Changes
Key: Additions Deletions
Common practices:
Several institutions and projects have large databases with cross-linguistic typological information on a number of languages. (List with links to be added.) The information has generally been gathered over some years from published grammars, one's own fieldwork, consultations with experts, etc. and represents an extremely large outlay of time and resources. In some cases language data is solicited in return for authorship credit for that portion of the database. Ways that database owners might provide peer review for these contributions have occasionally been discussed but probably never implemented.
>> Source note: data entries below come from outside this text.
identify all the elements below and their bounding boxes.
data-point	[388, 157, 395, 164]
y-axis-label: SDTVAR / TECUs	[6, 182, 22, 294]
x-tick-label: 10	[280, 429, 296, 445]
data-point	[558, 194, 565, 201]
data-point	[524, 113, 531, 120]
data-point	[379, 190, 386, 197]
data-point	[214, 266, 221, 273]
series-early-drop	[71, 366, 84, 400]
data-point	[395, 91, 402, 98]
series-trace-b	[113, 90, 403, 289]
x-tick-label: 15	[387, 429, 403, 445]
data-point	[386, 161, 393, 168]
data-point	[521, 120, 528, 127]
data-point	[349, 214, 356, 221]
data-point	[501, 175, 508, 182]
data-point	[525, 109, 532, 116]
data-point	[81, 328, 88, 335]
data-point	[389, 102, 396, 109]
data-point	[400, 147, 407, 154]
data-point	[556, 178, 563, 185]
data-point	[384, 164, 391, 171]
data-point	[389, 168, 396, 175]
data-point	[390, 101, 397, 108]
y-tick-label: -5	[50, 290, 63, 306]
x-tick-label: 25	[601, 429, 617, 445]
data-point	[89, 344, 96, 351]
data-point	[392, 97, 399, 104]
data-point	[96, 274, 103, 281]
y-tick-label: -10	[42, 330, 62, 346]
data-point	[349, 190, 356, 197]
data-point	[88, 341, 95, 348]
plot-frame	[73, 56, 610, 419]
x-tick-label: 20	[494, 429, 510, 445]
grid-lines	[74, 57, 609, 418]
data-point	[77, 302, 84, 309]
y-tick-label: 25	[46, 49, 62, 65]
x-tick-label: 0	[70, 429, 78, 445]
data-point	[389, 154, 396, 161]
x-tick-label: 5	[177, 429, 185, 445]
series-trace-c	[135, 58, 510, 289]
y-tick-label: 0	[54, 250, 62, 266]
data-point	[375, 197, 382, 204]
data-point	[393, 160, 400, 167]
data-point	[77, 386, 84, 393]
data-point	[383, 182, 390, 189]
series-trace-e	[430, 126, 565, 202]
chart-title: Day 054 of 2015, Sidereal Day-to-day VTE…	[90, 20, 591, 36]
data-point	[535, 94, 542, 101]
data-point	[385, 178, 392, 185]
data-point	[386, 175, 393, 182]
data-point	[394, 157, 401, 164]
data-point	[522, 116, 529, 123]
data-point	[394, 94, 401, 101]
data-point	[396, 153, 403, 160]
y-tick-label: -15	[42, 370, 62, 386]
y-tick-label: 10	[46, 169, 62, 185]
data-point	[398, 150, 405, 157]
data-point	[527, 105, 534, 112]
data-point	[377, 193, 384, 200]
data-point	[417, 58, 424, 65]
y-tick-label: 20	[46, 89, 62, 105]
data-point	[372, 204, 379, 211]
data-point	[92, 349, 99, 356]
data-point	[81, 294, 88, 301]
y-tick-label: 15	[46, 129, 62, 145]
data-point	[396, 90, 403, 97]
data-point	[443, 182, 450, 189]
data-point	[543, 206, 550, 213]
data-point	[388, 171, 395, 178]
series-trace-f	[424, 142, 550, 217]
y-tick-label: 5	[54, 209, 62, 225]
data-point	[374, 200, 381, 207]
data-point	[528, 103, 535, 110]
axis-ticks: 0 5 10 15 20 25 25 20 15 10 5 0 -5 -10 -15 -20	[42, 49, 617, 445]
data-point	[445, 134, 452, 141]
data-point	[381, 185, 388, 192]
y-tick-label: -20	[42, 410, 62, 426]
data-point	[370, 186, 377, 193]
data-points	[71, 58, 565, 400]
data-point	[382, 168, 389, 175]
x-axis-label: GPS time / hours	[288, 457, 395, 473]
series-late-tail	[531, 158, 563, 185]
Several projects make some or all of their data available, via a search interface or as downloadable data files. There are no field-wide standards for content of fields, data format, etc. but this does not seem to be an obstacle to finding and using data. It is standard to link data to language names using ISO codes. There is a growing consensus that data is most useful if it is free of one's own lumpings (thus, e.g., not "large/medium/small" for inventories of elements such as morphological cases or phonemes, but the actual number; not "VO/OV" but an actual specific basic word order).
Needed practices:
Consensus on how to give database authors and owners credit for their work while also making data publicly available. Practices include: Make data publicly available and request a citation. Offer data on request in exchange for citation. Offer data on request in exchange for coauthorship. (All three models are used in other fields.)
Peer review for databases as a whole. (This is separate from the question of how the database owner obtains peer review for individual contributions to the database.) Accuracy of entries and usefulness, comprehensiveness, empirical and theoretical adequacy, etc. of data categories need review.
Appropriate credit (on one's CV and with one's employing institution or prospective employer) for creation and maintenance of databases.